Daha önce de pek çok farklı başlık altında yazdım bu konuya.
tek bir amacım var, o da üniversite okuyan ya da yeni mezun insanları bu konuda uyarmak ve yönlendirmek.

Arkadaşlar hiçkimse üniversite okuduğu için işsiz kalmıyor. üniversite kötü bir yer ya da işsizliğe götüren bir süreç değil.
işsizliği yaratan şey üniversite okumak değil,
işsizliğimizi yaratan şey üniversite okurken herşeyden eli ayağı çekmek, yazları boş geçirmek, kendimizi geliştirmemektir.

Lütfen dediklerime iyi kulak verin. 150. kez yazıyorum,
üniversites okumak insana bir şey kazandırmaz, iş vermez,
üniversite okumak insana, kendisini gerçekleştirebileceği, hayatını sıfırdan inşa edebileceği, kendisini geliştirip istediği hemen herşeyi yapabileceği kurtarılmış bir zaman dilimi sunar.

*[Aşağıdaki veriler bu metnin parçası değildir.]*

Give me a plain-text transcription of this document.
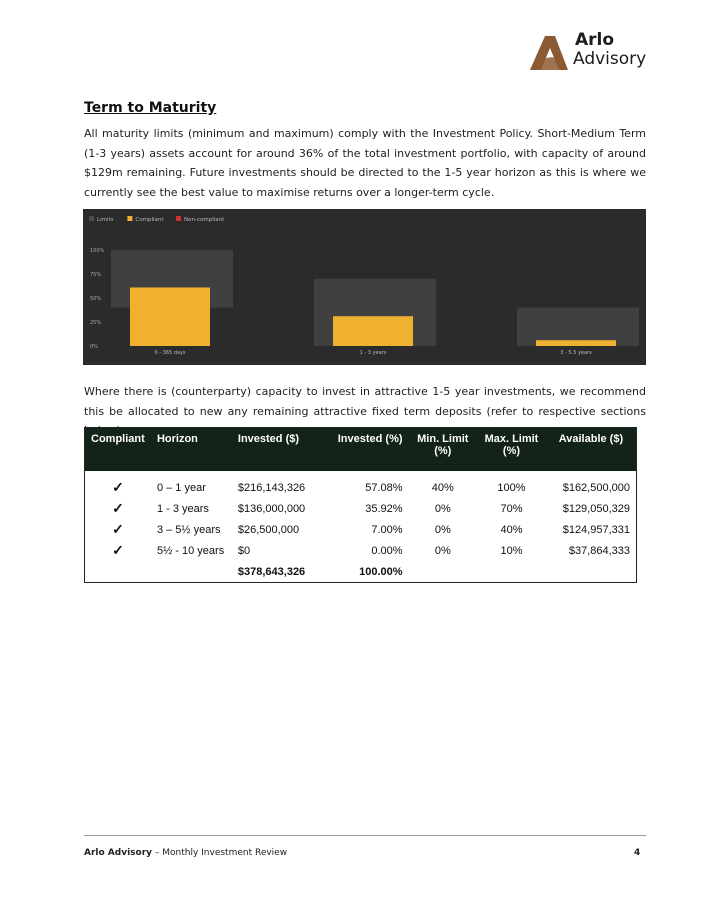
Arlo
Advisory
Term to Maturity
All maturity limits (minimum and maximum) comply with the Investment Policy. Short-Medium Term (1-3 years) assets account for around 36% of the total investment portfolio, with capacity of around $129m remaining. Future investments should be directed to the 1-5 year horizon as this is where we currently see the best value to maximise returns over a longer-term cycle.
Limits	Compliant	Non-compliant
100%
75%
50%
25%
0%
0 - 365 days	1 - 3 years	3 - 5.5 years
Where there is (counterparty) capacity to invest in attractive 1-5 year investments, we recommend this be allocated to new any remaining attractive fixed term deposits (refer to respective sections
Compliant	Horizon	Invested ($)	Invested (%)	Min. Limit (%)	Max. Limit (%)	Available ($)
✓	0 – 1 year	$216,143,326	57.08%	40%	100%	$162,500,000
✓	1 - 3 years	$136,000,000	35.92%	0%	70%	$129,050,329
✓	3 – 5½ years	$26,500,000	7.00%	0%	40%	$124,957,331
✓	5½ - 10 years	$0	0.00%	0%	10%	$37,864,333
		$378,643,326	100.00%			
Arlo Advisory – Monthly Investment Review	4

Buna bu şekilde bakmak lazım.
Lütfen kendi formasyonunuza bağlı kalmayın. Farklı alanlara yönelmekten korkmayın.
girişimci olun, bu tür etkinliklere, seminerlere, konferanslara söyleşilere katılın.
kariyer günlerine gidin ancak yalnızca kendi alanınıza yönelik standlarla ilgilenmeyin. Kendinizi hayata sıfırdan başlayan bir insan olarak görün ve iş yelpazenizi daraltmayın.

Kimya öğretmenliği okuyor olabilirsiniz ama bu sizin içinizde, büyük bir pazarlama dehası yatmadığı anlamına gelmez.
Büro yönetimi ya da ev ekonomisi okuyor olabilirsiniz ama bu sizin çok yetenekli bir aşçı ya da büyük bir tasarımcı potansiyeli taşımadığınızı göstermez. Ama siz daha en başından itibaren alanınıza, formasyonunuza gömerseniz kafanızı ve tek isteğiniz iyi notlar almak olursa akan dünyaya dokunamazsınz.

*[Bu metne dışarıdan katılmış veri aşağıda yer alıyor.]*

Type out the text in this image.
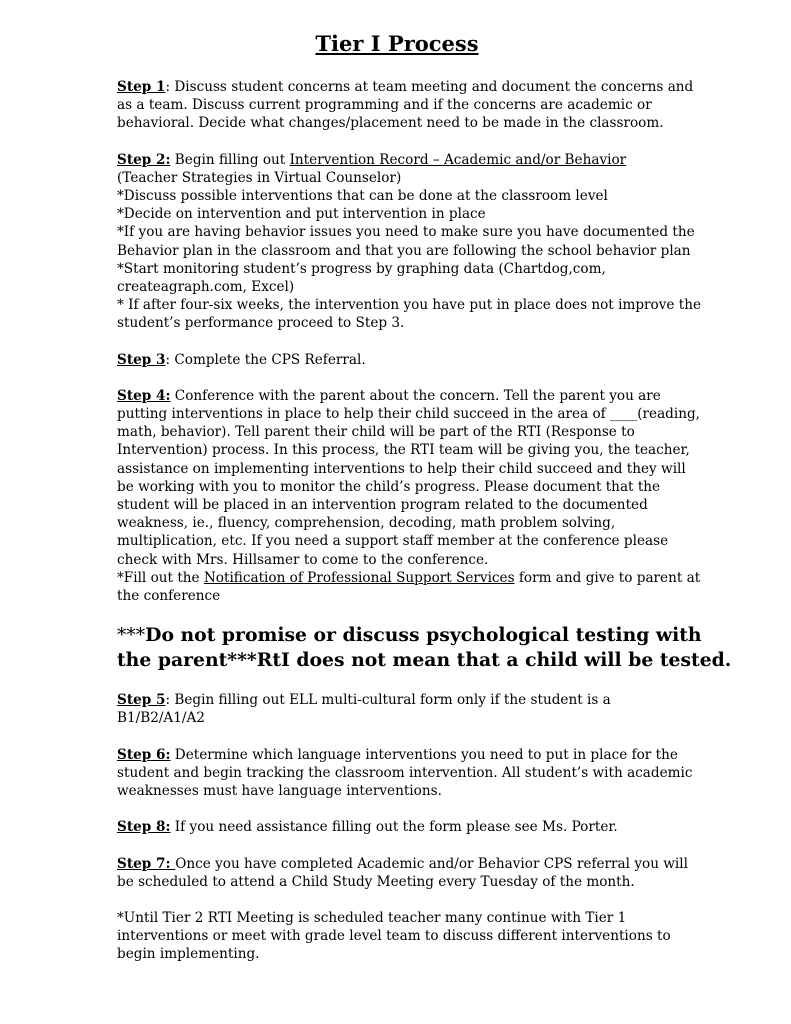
Tier I Process
Step 1: Discuss student concerns at team meeting and document the concerns and
as a team. Discuss current programming and if the concerns are academic or
behavioral. Decide what changes/placement need to be made in the classroom.
Step 2: Begin filling out Intervention Record – Academic and/or Behavior
(Teacher Strategies in Virtual Counselor)
*Discuss possible interventions that can be done at the classroom level
*Decide on intervention and put intervention in place
*If you are having behavior issues you need to make sure you have documented the
Behavior plan in the classroom and that you are following the school behavior plan
*Start monitoring student’s progress by graphing data (Chartdog,com,
createagraph.com, Excel)
* If after four-six weeks, the intervention you have put in place does not improve the
student’s performance proceed to Step 3.
Step 3: Complete the CPS Referral.
Step 4: Conference with the parent about the concern. Tell the parent you are
putting interventions in place to help their child succeed in the area of ____(reading,
math, behavior). Tell parent their child will be part of the RTI (Response to
Intervention) process. In this process, the RTI team will be giving you, the teacher,
assistance on implementing interventions to help their child succeed and they will
be working with you to monitor the child’s progress. Please document that the
student will be placed in an intervention program related to the documented
weakness, ie., fluency, comprehension, decoding, math problem solving,
multiplication, etc. If you need a support staff member at the conference please
check with Mrs. Hillsamer to come to the conference.
*Fill out the Notification of Professional Support Services form and give to parent at
the conference
***Do not promise or discuss psychological testing with
the parent***RtI does not mean that a child will be tested.
Step 5: Begin filling out ELL multi-cultural form only if the student is a
B1/B2/A1/A2
Step 6: Determine which language interventions you need to put in place for the
student and begin tracking the classroom intervention. All student’s with academic
weaknesses must have language interventions.
Step 8: If you need assistance filling out the form please see Ms. Porter.
Step 7: Once you have completed Academic and/or Behavior CPS referral you will
be scheduled to attend a Child Study Meeting every Tuesday of the month.
*Until Tier 2 RTI Meeting is scheduled teacher many continue with Tier 1
interventions or meet with grade level team to discuss different interventions to
begin implementing.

Yaz tatillerinde çalışmazsanız, az da olsa, çok zor şartlar altında da olsa kendi paranızı kazanmaya teşebbüs etmezseniz hayatın ciddiyetini göremezsiniz. KAzandığınız paranın ne kadar anlamlı olduğunu, onu harcamanın zor ama bir o kadar da keyifli olduğunu anlayamazsınız.

Okul dönemlerinde üniversitenin bedava ya da uygun fiyatlı kurslarına katılıp kendinizi farklı alanlarda geliştirmezseniz kendinizi gerçekleştiremezsiniz. Çünkü dünyanın bi tane daha tarihçiye ihtiyacı yok arkadaşlar. Dünyanın bi tane daha fizikçiye ya da biyologa ihtiyacı yok. Dünyanın bir tane daha makina mühendisine ihtiyacı yok. Ama dünyanın iyi bir aşçıya, iyi bir tasarımcıya, bir organizasyon dehasına, çok zeki bir patrona, işini iyi yapan bir satıcıya, akıllı bir mağaza müdürüne her zaman ihtiyacı var. Evet, bir ziraat mühendisine daha ihtiyacı yok dünyanın ama köyde heyecanla ve hevesle çalışıp akıllı tarım yapacak büyük girişimcilere çok ihtiyacı var bu ülkenin, piyasanın, toplumun.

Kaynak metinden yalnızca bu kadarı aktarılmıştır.